According to Errol Morris, the film's producer and director, more than 20 hours of interviews with McNamara were shot for the 107-minute film, so the director was pleased to be able to include additional footage for which there was not room in the theatrical release, on the DVD.

“Making a movie, the goal is something that will work in a theater,” Morris said.

According to Tracey Garvin, CTHE's VP of marketing, “DVD is the perfect format for documentaries. Theatrically, they tend to have limited releases. DVD expands consumer access to this product.”

Garvin noted that marketing for Fog has included not only reaching out to the “standard entertainment press, but also political journalists and screenings for members of Congress.”

Additionally, the Choices for the 21st Century Education Program and the Critical Oral History project, both at Brown University, have developed a study guide that offers eight lesson plans to be used in conjunction with the film. It's available online at www.choices.edu/fogofwar. CTHE will be reaching out to university and high school teachers to let them know about it, according to Garvin, and the studio has included information about the study guide in the DVD packaging.

According to Morris, The Fog of War represents a “different way of doing history.

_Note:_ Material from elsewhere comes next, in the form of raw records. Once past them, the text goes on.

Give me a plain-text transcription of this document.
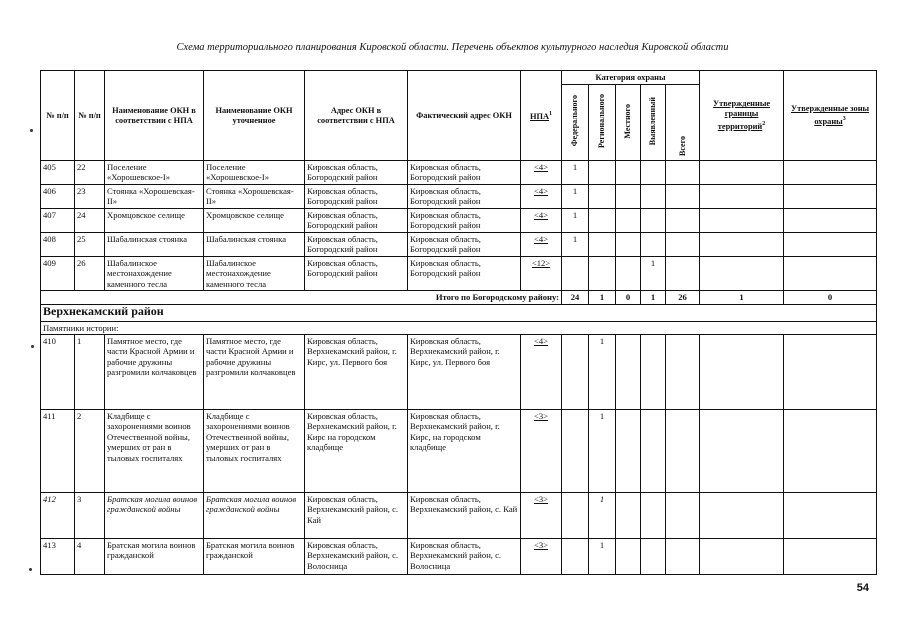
Схема территориального планирования Кировской области. Перечень объектов культурного наследия Кировской области
№ п/п	№ п/п	Наименование ОКН в соответствии с НПА	Наименование ОКН уточненное	Адрес ОКН в соответствии с НПА	Фактический адрес ОКН	НПА$^1$	Категория охраны					Утвержденные границы территорий$^2$	Утвержденные зоны охраны$^3$
							Федерального	Регионального	Местного	Выявленный	Всего		
405	22	Поселение «Хорошевское-I»	Поселение «Хорошевское-I»	Кировская область, Богородский район	Кировская область, Богородский район	<4>	1						
406	23	Стоянка «Хорошевская-II»	Стоянка «Хорошевская-II»	Кировская область, Богородский район	Кировская область, Богородский район	<4>	1						
407	24	Хромцовское селище	Хромцовское селище	Кировская область, Богородский район	Кировская область, Богородский район	<4>	1						
408	25	Шабалинская стоянка	Шабалинская стоянка	Кировская область, Богородский район	Кировская область, Богородский район	<4>	1						
409	26	Шабалинское местонахождение каменного тесла	Шабалинское местонахождение каменного тесла	Кировская область, Богородский район	Кировская область, Богородский район	<12>				1			
Итого по Богородскому району:							24	1	0	1	26	1	0
Верхнекамский район													
Памятники истории:													
410	1	Памятное место, где части Красной Армии и рабочие дружины разгромили колчаковцев	Памятное место, где части Красной Армии и рабочие дружины разгромили колчаковцев	Кировская область, Верхнекамский район, г. Кирс, ул. Первого боя	Кировская область, Верхнекамский район, г. Кирс, ул. Первого боя	<4>		1					
411	2	Кладбище с захоронениями воинов Отечественной войны, умерших от ран в тыловых госпиталях	Кладбище с захоронениями воинов Отечественной войны, умерших от ран в тыловых госпиталях	Кировская область, Верхнекамский район, г. Кирс на городском кладбище	Кировская область, Верхнекамский район, г. Кирс, на городском кладбище	<3>		1					
412	3	Братская могила воинов гражданской войны	Братская могила воинов гражданской войны	Кировская область, Верхнекамский район, с. Кай	Кировская область, Верхнекамский район, с. Кай	<3>		1					
413	4	Братская могила воинов гражданской	Братская могила воинов гражданской	Кировская область, Верхнекамский район, с. Волосница	Кировская область, Верхнекамский район, с. Волосница	<3>		1					
54
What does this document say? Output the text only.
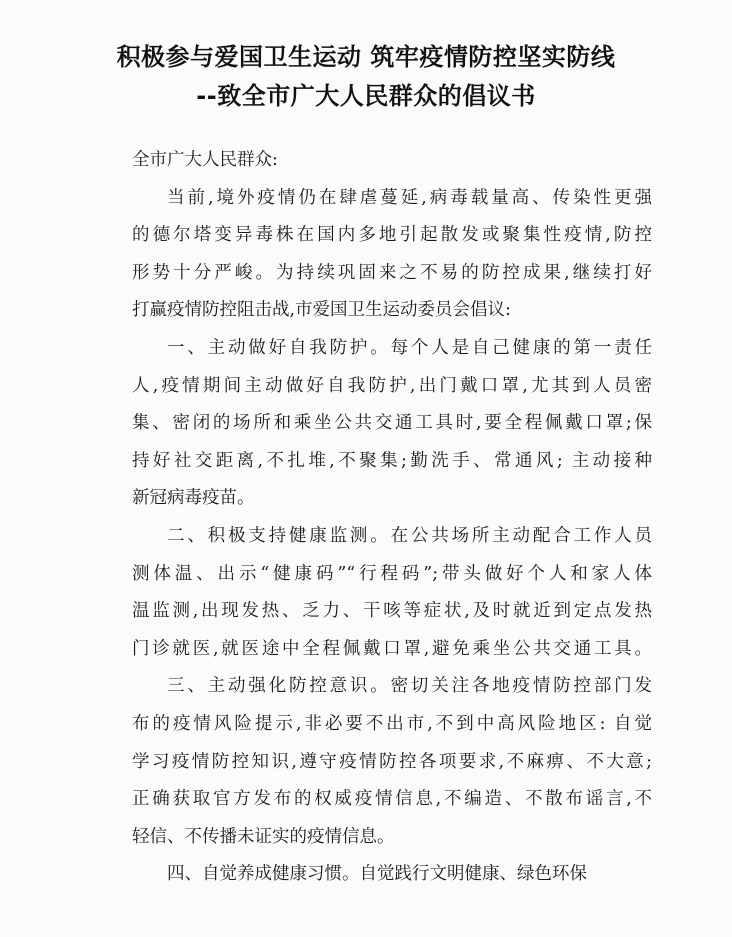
积极参与爱国卫生运动 筑牢疫情防控坚实防线
--致全市广大人民群众的倡议书
全市广大人民群众:
当前,境外疫情仍在肆虐蔓延,病毒载量高、传染性更强
的德尔塔变异毒株在国内多地引起散发或聚集性疫情,防控
形势十分严峻。为持续巩固来之不易的防控成果,继续打好
打赢疫情防控阻击战,市爱国卫生运动委员会倡议:
一、主动做好自我防护。每个人是自己健康的第一责任
人,疫情期间主动做好自我防护,出门戴口罩,尤其到人员密
集、密闭的场所和乘坐公共交通工具时,要全程佩戴口罩;保
持好社交距离,不扎堆,不聚集;勤洗手、常通风; 主动接种
新冠病毒疫苗。
二、积极支持健康监测。在公共场所主动配合工作人员
测体温、出示“健康码”“行程码”;带头做好个人和家人体
温监测,出现发热、乏力、干咳等症状,及时就近到定点发热
门诊就医,就医途中全程佩戴口罩,避免乘坐公共交通工具。
三、主动强化防控意识。密切关注各地疫情防控部门发
布的疫情风险提示,非必要不出市,不到中高风险地区: 自觉
学习疫情防控知识,遵守疫情防控各项要求,不麻痹、不大意;
正确获取官方发布的权威疫情信息,不编造、不散布谣言,不
轻信、不传播未证实的疫情信息。
四、自觉养成健康习惯。自觉践行文明健康、绿色环保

History presented on film usually has a narrator who tells you what to think. Here, there's no omniscient narrator, just Robert McNamara, incredibly subjective.”

Morris, who notes that he was an anti-war activist during the Vietnam conflict, believes that, between McNamara's narration and the interstitial material that Morris found in the National Archives to include in the film, Fog conveys some truths about the period.

“I'm a great believer in truth,” Morris said. “I don't like movies that traffic in the notion that there might not be any such thing.”

Morris is not at all disturbed by the idea that more consumers will see his work at home than did in theaters.

“I'm delighted by DVD. I like watching things on a laptop in bed,” the filmmaker said. “There's this idea that movies are supposed to be seen in a certain way; you're supposed to go to a theater, sit up straight, listen carefully. I like not having to do that.”